Via Linked In comes this insightful article listing ten reasons to quit your job in 2015.

Click above link for the full article. I’ve reproduced the ten headings below, after which I make a few additional observations, based on my own transition in 2014 from employment (21 consecutive years of it.)

The bottom line is this is what Findependence (Financial Independence) is all about, and the raison d’être of this website.  In fact, the cover of the US edition of my book on Financial Independence is very similar to the illustration to the left, except that the calendar date circled is Findependence Day.

As I note below, there may also be good reasons NOT to quit your job in 2015 but instead in 2016 or later. I wrote the original Findependence Day in 2008 but the day didn’t actually arrive until 2014, so you could say it was six years in the making. Sometimes, big life events need to be planned out that far ahead.

In any case, here are the ten reasons for quitting sooner than later: 

1.) Work from Anywhere

2.) Do What You Love

3.) Make More Money

4.) Crush Boredom

5.) Express Yourself

6.) Gain Confidence

7.) Get Excited about Going to Work

8.) Explore Limitless Possibilities

9.) Be More Flexible

10.) Travel

Lots of food for thought there. I’d also add to point 3 about making more money that the odds are you can keep more of the money you do earn, since self-employment has tax advantages that don’t generally accrue to salaried employees. Similarly, there should be lower out-of-pocket costs, such as commuting and parking, snacks and lunches etc.

As I noted when I blogged from Turkey in October, the Internet and mobile devices certainly facilitate “working from anywhere,” all of which relates to points 1 and 7 to 10 above.

“My boss is a slave driver”

The article doesn’t single out avoiding having a particular boss but that’s certainly a fringe benefit. When you’re your own boss, you can quip “My boss is a slave driver,” assuming you push yourself as hard or harder than any external boss would.

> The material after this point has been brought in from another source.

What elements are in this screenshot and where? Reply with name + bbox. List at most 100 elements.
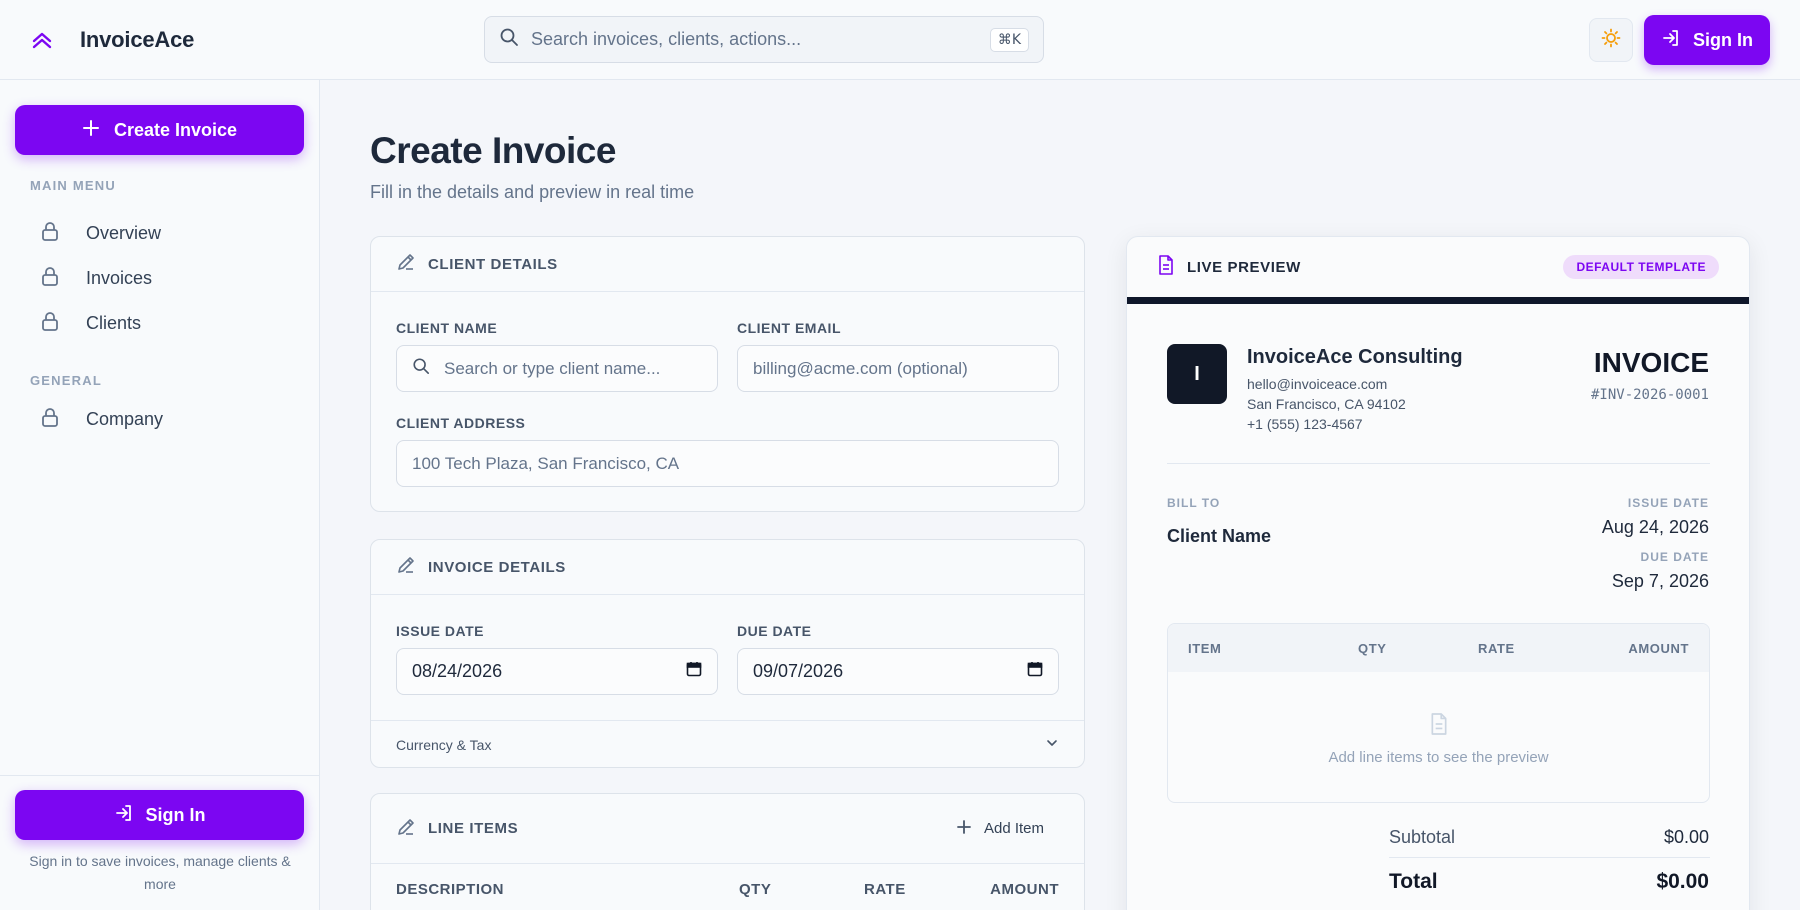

Of course, as many entrepreneurs have noted, business owners actually have multiple bosses: every client is in effect a boss and it can seem at times that so are suppliers, bankers and anyone else you depend on. Still, the freedom to decline assignments is a luxury few full-time employees enjoy.

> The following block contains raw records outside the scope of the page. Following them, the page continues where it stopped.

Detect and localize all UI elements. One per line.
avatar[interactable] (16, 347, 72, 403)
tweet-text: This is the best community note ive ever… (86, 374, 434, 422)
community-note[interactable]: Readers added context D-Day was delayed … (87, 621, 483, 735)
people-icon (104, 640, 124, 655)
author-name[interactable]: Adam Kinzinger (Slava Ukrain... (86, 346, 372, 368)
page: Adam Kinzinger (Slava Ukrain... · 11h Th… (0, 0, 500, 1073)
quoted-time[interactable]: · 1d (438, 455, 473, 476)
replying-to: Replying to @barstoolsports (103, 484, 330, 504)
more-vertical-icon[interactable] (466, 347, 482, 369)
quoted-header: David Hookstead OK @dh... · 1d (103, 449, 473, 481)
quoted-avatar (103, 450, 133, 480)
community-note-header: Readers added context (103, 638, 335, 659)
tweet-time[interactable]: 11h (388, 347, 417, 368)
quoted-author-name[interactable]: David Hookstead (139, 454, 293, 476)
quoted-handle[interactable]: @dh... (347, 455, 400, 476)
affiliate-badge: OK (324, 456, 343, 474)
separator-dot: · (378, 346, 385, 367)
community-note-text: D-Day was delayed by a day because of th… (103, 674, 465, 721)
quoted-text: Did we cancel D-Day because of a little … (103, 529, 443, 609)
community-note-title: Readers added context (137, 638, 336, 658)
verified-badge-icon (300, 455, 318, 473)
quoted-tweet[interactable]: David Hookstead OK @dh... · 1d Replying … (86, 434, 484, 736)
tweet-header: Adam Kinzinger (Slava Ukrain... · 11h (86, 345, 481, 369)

But does this all add up to quitting your job in 2015? I’d have to say “Not necessarily.” If you’re in debt and have extensive financial obligations, just up and quitting may have severe consequences. If you’re debt-free and “findependent,” leaving a full-time job is a lot easier, particularly if it’s accompanied by severance or Employment Insurance. (Note that you may not qualify for EI if you abruptly quit: much better if you can engineer being laid off!).

Don’t forget that there are many good things about traditional employment. This is the second time I’ve been self-employed (the first was between 1984 and 1989) and both times I soon observed that the first thing you miss are paid vacations and sick days. Consider too the many benefits like health and dental plans and group insurance, and employer contributions on CPP or Social Security.

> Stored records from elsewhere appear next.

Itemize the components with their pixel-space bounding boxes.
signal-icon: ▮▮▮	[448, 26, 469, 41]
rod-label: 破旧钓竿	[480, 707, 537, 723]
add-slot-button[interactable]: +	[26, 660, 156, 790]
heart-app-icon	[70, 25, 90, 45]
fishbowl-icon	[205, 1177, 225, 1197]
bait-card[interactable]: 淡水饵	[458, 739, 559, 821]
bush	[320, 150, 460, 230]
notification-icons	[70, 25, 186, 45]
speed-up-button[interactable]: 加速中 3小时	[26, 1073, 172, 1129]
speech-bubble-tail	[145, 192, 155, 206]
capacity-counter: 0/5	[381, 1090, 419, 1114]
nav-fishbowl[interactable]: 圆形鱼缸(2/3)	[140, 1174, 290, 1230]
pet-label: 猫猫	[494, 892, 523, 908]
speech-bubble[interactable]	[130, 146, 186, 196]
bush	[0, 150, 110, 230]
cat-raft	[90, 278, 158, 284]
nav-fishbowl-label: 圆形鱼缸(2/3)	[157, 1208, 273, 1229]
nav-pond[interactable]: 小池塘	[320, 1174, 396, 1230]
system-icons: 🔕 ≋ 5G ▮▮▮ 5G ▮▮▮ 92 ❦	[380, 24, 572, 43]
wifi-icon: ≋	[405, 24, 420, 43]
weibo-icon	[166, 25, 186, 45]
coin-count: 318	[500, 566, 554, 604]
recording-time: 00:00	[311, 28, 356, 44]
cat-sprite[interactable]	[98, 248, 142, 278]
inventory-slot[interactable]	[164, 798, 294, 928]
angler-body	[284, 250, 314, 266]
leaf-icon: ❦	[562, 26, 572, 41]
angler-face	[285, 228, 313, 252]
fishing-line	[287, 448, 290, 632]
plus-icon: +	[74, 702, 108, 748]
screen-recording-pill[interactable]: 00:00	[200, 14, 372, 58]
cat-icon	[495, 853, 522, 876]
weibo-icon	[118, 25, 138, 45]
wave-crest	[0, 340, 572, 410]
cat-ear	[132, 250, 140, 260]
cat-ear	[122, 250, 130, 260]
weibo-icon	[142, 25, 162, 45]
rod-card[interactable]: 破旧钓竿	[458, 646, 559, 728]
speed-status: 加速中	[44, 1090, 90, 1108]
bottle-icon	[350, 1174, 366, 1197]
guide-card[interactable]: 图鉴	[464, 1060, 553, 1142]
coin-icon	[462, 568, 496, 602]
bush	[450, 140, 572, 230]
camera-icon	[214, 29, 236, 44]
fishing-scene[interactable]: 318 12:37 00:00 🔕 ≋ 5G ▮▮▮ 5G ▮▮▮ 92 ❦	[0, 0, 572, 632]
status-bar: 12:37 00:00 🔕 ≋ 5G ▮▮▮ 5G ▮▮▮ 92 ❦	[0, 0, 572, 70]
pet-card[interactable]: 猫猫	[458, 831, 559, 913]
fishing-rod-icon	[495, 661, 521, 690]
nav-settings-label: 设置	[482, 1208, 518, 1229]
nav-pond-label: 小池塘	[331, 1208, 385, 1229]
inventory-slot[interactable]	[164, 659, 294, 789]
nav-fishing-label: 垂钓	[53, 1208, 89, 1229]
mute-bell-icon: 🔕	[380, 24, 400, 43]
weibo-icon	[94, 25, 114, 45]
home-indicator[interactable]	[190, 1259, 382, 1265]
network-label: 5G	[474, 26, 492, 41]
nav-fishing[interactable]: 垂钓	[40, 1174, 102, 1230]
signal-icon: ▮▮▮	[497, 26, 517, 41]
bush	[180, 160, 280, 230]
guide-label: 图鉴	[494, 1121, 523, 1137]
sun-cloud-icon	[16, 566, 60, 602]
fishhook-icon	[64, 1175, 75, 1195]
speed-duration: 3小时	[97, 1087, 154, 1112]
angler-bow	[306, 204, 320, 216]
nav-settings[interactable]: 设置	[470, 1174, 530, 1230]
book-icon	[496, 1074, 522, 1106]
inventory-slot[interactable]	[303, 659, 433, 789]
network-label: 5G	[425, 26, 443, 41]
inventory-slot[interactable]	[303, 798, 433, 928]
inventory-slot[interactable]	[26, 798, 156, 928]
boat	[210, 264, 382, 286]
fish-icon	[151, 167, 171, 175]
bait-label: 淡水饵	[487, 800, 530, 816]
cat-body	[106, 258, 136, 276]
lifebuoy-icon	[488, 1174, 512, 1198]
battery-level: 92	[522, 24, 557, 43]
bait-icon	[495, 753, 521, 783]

Think long and hard before acting, and plan in advance

As for the softer concepts like passion, confidence, creativity and the like, I suppose it’s all true but you don’t have to quit a job to enjoy those. Focused time spent on nights and weekends to creative projects, night school, and weekly events like Toastmasters, can all provide those things without having to quit your job.

As with anything, you need to plan well in advance. If you enjoy your work, have a congenial boss and compensation, by all means investigate entrepreneurship but check with your spouse and family and your financial adviser to see whether quitting in 2015 is realistic or even advisable. It could be that 2016 or 2017 might be better in your circumstances.

If on the other hand, you hate every moment at work, your boss is the proverbial jerk, you’ve not had a raise in years, and you are generally unappreciated, clearly you have little to lose and much to gain by taking the plunge sooner than later.

If you need help to motivate yourself to quit there are various blogs and podcasts on the subject. One is this from Freakanomics on the upside of quitting. Or try this one or just Google “quit blogs” or “quit podcasts.”